Yes when it makes sense to do so. Many rule sets are quite specific to an application, data model and rule engine. Publishing those for documentation purposes is one thing but I take the question to be about publishing rules in reusable machine processable form. The number of existing rule rule which are broadly reusable is actually very small. However, purposefully developing reusable rulesets now we have the technology for publishing them is definitely a Good Thing to do.
What proposals or best-practices are out there for publishing rules in the Wild?
Well, you need a suitable platform independent rule representation; an interchange format for that; a way to associate metadata with the rules/rulesets to support discovery and reuse; maybe some infrastructure to help with it.
For the rule representation we have the OMG standards stack (e.g. PRR), the W3C standards stack (RIF), the arguable defacto standard (SWRL) and a very large number in-use languages which could be ported more broadly (N3 etc). Depending on what you mean by "rules" there are also ISO standards for Prolog, Conceptual Graphs and Common Logic. I'm biased of course :) but if you are in W3C/Semantic web space then RIF Core is the answer. It is very much aimed at interchange between existing systems, not itself an world-changing new language. It is compatible with RDF and OWL.
For interchange, then the prime format for RIF is an XML syntax, so publish the XML document and you are done.
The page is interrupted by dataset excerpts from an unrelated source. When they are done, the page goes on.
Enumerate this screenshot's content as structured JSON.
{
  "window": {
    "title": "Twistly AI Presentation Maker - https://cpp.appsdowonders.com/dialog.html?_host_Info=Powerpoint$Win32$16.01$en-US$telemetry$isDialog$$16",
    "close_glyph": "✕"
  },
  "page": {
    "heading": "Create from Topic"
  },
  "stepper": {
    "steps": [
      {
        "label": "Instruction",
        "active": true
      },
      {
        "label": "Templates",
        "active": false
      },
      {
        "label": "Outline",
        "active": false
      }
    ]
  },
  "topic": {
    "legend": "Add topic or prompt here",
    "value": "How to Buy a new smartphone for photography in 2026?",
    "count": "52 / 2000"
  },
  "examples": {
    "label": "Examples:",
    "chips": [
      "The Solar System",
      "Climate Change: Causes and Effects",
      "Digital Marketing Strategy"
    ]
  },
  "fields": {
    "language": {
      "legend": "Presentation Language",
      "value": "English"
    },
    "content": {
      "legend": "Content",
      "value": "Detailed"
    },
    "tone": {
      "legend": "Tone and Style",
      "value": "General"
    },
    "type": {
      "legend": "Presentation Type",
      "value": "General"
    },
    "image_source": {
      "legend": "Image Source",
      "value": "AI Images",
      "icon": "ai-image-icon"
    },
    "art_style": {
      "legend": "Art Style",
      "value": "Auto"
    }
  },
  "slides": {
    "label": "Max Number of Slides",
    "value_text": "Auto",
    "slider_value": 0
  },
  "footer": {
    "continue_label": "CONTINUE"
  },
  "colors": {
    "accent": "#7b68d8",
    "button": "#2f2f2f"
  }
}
There is also a RIF in RDF encoding.
For metadata then RIF allows you to associate URIs and metadata annotations with rules and groups of rules (and indeed other bits of the language). The metdata is designed to be compatible with RDF so you can think of each rule/group/etc having a URI and have RDF metadata assertions about it. You can reference an RDF document from a RIF document and the SPARQL working group is defining how to reference a RIF rule set as an entailment regime for a query.
Are there any rules published in the Wild? Where/how?
There are platform specific rules sets out there (N3, CLIPS etc), not to mention lots of reusable (ISO-compatible) prolog code if you want to count that.
For RIF there is pretty much nothing. I was going to say we at least published the OWL RL ruleset but I can't locate the machine readable copies, just in-document copies :(
Why is publishing rules so uncommon?
Historically, a lack of standard representation of a simple enough rule language which pins down the semantics tightly enough to be truly reusable.
Writing reusable rule sets is hard, and many uses are application-specific.
In the case of RIF it is new, not yet widely implemented and has no adequate human readable format. Though that is all fixable.
The support for (RIF) rule-based entailment regimes in SPARQL 1.1 may also give a stimulus to people thinking about rule publication.
How can vocabularies and rules interplay?
That is a huge question. In terms of the semantics this is well defined for at least SWRL and RIF. In terms of best practice for what you want to represent in each then some trade-offs can be articulated but some of it is personal preference and style. In terms of mechanics there needs to much broader implementation and support before publishers can sensibly rely on publishing rules let alone rule/vocabulary mixes. SWRL is the language with the broadest de facto support and is very much an OWL extension rather than an RDF rule language so if you are working with OWL then SWRL remains a plausible choice.